L’étude concerne plusieurs pathologies. Les conclusions de l’enquête sur la maladie du diabète paraissent les plus inquiétantes. Car le taux de prévalence de cette maladie est 2 fois supérieur aux estimations de l’Oms. Pire, 37 % des malades ne sont pas du tout pris en charge. « Les chiffres de l’Oms situaient la prévalence du Sénégal entre 2 et 6 %. Nous avons trouvé une prévalence de 10 %, c’est-à-dire 2 à 3 fois plus que les estimations de l’Oms. Parmi eux, 2, 6 % ne savaient pas qu’ils étaient diabétiques », révèle le Pr. Abdoul Kane de l’Hôpital général de Grand-Yoff.

De plus, beaucoup de malades ne suivent pas de façon correcte le traitement. Leur pourcentage est de 35 %. « 37 % des diabétiques ne sont pas du tout traités. 35 % se traitaient de façon irrégulière. Finalement, il n’y a qu’un tiers des diabétiques qui suit réellement le traitement. En plus, la moitié allait voir les tradipraticiens », rapporte le Professeur agrégé en cardiologie de l’Université Cheikh Anta Diop de Dakar. Outre le diabète, le taux de prévalence d’excès de cholestérol se passe de commentaire.

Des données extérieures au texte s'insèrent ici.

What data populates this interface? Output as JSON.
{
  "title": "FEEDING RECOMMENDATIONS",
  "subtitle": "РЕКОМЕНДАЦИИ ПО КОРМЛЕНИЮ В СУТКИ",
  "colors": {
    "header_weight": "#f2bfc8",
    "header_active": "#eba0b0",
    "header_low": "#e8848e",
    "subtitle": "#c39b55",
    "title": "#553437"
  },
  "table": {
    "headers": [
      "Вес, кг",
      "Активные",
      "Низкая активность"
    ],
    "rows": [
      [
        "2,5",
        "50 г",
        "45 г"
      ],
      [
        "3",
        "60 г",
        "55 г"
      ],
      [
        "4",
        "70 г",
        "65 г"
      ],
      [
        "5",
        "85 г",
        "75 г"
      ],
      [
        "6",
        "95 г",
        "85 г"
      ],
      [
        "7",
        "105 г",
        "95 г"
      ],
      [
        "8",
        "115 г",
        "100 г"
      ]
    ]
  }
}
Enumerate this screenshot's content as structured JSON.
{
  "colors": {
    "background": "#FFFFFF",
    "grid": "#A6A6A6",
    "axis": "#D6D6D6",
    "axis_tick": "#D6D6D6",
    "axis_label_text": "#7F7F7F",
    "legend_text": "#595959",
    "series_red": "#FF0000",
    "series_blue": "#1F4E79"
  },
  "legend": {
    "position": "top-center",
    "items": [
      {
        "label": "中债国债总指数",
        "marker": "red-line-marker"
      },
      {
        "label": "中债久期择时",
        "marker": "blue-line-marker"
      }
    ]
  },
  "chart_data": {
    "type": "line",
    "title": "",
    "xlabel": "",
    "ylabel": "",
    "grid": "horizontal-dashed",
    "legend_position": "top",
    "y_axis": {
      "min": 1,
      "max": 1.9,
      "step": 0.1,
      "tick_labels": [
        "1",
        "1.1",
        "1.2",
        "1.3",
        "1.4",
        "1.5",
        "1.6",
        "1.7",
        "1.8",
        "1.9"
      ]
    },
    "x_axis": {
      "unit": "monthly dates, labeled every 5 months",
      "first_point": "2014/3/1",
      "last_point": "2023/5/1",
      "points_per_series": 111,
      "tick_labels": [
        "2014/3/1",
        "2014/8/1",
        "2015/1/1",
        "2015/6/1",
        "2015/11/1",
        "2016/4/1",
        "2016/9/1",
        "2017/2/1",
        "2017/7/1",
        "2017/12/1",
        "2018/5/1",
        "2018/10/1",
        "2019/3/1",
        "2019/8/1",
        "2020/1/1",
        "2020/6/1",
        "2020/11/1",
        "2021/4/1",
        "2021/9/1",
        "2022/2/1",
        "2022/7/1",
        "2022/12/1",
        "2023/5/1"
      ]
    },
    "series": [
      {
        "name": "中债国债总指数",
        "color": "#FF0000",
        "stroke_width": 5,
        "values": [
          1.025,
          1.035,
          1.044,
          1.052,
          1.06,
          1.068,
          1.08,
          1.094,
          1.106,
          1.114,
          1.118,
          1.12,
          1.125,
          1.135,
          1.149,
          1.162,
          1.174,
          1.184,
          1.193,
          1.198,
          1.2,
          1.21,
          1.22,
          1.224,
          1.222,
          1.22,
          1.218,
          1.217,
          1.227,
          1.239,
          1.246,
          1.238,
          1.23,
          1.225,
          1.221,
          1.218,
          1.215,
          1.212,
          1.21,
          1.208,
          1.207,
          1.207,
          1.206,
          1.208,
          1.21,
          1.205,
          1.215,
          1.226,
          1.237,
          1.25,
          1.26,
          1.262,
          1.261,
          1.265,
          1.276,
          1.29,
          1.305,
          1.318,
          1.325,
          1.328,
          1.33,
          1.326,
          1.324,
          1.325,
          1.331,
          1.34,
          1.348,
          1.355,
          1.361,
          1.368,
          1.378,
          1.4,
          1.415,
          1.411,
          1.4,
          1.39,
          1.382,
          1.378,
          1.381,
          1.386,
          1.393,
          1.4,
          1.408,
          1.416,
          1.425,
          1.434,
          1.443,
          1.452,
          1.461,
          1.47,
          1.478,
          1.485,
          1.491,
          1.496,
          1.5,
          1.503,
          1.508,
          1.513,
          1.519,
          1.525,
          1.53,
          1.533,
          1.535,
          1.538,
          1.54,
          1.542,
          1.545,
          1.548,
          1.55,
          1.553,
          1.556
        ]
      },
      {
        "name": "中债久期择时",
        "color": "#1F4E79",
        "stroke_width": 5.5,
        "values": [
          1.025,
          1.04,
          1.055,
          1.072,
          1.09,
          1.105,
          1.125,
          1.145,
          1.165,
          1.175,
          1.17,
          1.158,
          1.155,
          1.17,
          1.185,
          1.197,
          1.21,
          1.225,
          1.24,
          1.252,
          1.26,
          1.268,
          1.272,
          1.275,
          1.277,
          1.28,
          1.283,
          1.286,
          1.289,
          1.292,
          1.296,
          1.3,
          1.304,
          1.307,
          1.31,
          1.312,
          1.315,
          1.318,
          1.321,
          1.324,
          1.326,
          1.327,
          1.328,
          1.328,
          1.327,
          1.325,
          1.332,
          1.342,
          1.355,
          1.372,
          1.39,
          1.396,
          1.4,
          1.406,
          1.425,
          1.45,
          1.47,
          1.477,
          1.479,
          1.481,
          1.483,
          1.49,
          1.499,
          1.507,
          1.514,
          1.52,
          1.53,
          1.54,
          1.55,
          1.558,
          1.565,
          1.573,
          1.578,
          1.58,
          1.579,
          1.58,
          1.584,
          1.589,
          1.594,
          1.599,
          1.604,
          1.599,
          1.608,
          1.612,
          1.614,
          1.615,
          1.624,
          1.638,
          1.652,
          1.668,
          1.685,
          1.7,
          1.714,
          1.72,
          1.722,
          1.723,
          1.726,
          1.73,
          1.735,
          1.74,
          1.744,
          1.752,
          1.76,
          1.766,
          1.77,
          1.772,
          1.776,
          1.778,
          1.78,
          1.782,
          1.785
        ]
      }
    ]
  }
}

36 % d’excès de cholestérol

La fréquence est identique à celle des pays de l’Occident. « Nous avons 36 % d’excès de cholestérol au sein des sujets interrogés. C’est qu’on décrit dans les pays occidentaux. Nous avons affiné les résultats et nous avons trouvé 20 %, c’est-à-dire 1/5 de la population avait le mauvais cholestérol. Ce qui est énorme », fait savoir le Pr. Abdoul Kane. Seuls 2 % des malades savaient qu’ils avaient le mauvais cholestérol. Plusieurs raisons commandent la réalisation de cette étude avec cet échantillon si représentatif. Les personnes étaient interrogées chez-elles. Le but était de connaître le poids des maladies non transmissibles chez la population et aussi d’avoir des données fiables. Les maladies chroniques seront les premières causes de mortalité dans nos pays dans les années à venir. « Les maladies cardio-vasculaires comme respiratoires seront très importantes à côté des maladies infectieuses comme le paludisme, le sida et la tuberculose. Ces maladies chroniques seront les premières causes de décès d’ici 2020 et 2030, devant le paludisme et le Vih/Sida. Or, nous manquons, de façon cruelle, de statistiques dans nos pays », soutient le Pr. Kane.

Pour lui, on ne peut pas connaître la réelle prévalence de certaines maladies en se contentant de recenser et d’interroger les malades qui viennent à l’hôpital. « Pour connaître le poids de certaines maladies, on ne doit pas s’arrêter à l’hôpital. Certains services peuvent gonfler les statistiques », avance le Pr Kane. Il estime cette méthodologie leur a permis d’avoir les statistiques les plus fiables dans une population donnée. « Nous avons un échantillon représentatif de la ville de Saint-Louis, choisi au hasard grâce à des statisticiens et aux épidémiologistes. Et sur cette base, nous avons interrogé 1424 personnes », renseigne le Pr. Kane.